By Nate Raymond
BOSTON (Reuters) – A private equity firm founder who was one of the first parents to face trial on charges arising out of a vast U.S. college admissions scandal was re-sentenced on Friday to six months’ home detention after an appeals court tossed most of his conviction.
John Wilson, the founder of Hyannis Port Capital, was originally sentenced to 15 months in prison before a federal appeals court in Boston in May upended his 2021 fraud convictions for conspiring to pay bribes to secure spots for his children at top universities. His new sentence also includes 250 hours of community service.
The court held that jurors were wrongly instructed that university admissions slots constituted property under federal fraud statutes.
That ruling overturned all of his trial convictions except on a tax fraud charge for taking $220,000 in fraudulent tax write-offs in 2014 for a quid pro quo payment he made to secure his son’s admission to the University of Southern California.
Prosecutors argued that crime would justify U.S. District Judge Leo Sorokin imposing a 15-month sentence once again, while defense lawyers said only probation was appropriate after Wilson’s “sweeping victory” on appeal.
A lawyer for Wilson did not immediately respond to a request for comment.
Wilson was among dozens of people charged in 2019 in the “Operation Varsity Blues” investigation, which exposed how some wealthy parents went to extreme lengths to secure spots for their children at elite universities including Yale, Georgetown and USC.
At the center of the scheme was William “Rick” Singer, a California college admissions consultant who in 2019 admitted he facilitated cheating on college entrance exams and funneled money from parents to corrupt university coaches to secure the admission of their children as fake athletic recruits.
Singer was sentenced in January to 3-1/2 years in prison. Fifty people in total pleaded guilty, including the actors Lori Loughlin and Felicity Huffman, who were among Singer’s clients.

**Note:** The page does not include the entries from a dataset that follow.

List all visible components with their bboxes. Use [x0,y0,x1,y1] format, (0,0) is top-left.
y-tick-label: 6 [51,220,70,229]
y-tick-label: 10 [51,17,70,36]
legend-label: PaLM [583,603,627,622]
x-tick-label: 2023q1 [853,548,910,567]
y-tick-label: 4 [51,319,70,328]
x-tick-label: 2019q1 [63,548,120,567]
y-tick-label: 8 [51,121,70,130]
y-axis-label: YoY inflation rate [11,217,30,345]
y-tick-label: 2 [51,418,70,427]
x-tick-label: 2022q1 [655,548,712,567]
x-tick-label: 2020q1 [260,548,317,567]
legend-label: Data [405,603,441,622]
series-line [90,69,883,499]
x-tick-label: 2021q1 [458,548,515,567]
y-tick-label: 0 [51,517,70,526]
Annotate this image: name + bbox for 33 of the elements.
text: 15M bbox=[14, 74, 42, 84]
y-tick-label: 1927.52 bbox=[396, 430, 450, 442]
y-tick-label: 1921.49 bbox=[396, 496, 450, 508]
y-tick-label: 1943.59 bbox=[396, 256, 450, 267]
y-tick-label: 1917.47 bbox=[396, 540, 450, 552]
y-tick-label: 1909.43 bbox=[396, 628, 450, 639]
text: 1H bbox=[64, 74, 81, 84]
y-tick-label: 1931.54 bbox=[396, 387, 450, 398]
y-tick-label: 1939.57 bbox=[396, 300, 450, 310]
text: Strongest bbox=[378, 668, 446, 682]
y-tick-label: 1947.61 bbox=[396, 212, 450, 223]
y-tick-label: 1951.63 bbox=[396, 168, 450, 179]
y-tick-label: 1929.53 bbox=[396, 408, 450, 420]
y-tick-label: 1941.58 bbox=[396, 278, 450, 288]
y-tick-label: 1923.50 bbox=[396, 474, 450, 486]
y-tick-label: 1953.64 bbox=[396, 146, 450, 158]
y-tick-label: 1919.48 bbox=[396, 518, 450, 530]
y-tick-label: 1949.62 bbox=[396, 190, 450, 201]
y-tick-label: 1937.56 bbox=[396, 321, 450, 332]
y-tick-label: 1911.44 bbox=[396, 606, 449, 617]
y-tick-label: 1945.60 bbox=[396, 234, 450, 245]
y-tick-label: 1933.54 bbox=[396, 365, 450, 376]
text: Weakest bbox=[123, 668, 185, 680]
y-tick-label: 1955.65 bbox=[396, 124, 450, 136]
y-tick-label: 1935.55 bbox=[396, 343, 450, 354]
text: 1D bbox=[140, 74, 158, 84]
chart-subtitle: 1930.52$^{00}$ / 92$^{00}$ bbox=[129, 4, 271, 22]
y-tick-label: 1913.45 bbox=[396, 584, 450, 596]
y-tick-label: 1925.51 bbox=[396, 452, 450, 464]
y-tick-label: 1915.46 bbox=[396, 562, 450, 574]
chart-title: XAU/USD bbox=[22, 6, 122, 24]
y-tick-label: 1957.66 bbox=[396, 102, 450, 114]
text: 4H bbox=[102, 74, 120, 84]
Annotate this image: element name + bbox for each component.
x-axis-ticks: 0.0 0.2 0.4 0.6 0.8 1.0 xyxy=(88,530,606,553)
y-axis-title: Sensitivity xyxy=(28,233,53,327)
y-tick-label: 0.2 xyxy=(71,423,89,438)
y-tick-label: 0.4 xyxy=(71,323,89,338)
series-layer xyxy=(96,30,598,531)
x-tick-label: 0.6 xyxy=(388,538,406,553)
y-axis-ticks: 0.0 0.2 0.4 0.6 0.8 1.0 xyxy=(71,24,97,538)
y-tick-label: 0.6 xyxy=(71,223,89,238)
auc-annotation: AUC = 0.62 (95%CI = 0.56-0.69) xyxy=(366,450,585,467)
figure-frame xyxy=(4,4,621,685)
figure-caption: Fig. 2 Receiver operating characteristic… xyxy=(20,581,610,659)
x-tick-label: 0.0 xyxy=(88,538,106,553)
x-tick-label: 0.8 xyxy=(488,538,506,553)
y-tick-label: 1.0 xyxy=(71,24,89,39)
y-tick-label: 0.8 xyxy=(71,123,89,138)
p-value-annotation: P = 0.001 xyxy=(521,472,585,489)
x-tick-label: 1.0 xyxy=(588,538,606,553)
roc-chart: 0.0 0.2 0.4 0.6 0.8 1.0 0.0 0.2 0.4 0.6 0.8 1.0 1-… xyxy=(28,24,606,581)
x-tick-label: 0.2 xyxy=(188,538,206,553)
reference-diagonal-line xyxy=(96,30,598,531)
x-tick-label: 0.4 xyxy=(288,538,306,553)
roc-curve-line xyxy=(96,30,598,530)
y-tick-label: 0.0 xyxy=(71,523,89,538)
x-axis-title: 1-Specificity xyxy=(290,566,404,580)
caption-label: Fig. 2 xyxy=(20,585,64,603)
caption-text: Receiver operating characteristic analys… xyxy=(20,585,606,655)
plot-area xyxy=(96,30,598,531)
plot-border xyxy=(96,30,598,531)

Prosecutors said Wilson was also one of Singer’s clients and in 2014 paid $220,000 to secure the admission of his son to USC as a water polo recruit. Singer then funneled $100,000 to an account controlled by USC’s water polo coach, prosecutors said.
They said Wilson subsequently deducted the payments as purported business expenses and a charitable donation on his tax return, allowing him to avoid paying nearly $90,000 in income taxes.
He and another parent, former casino executive Gamal Aziz, in 2021 became the first Varsity Blues defendants to face trial. Aziz was convicted alongside Wilson, but the 1st U.S. Circuit Court of Appeals vacated his conviction.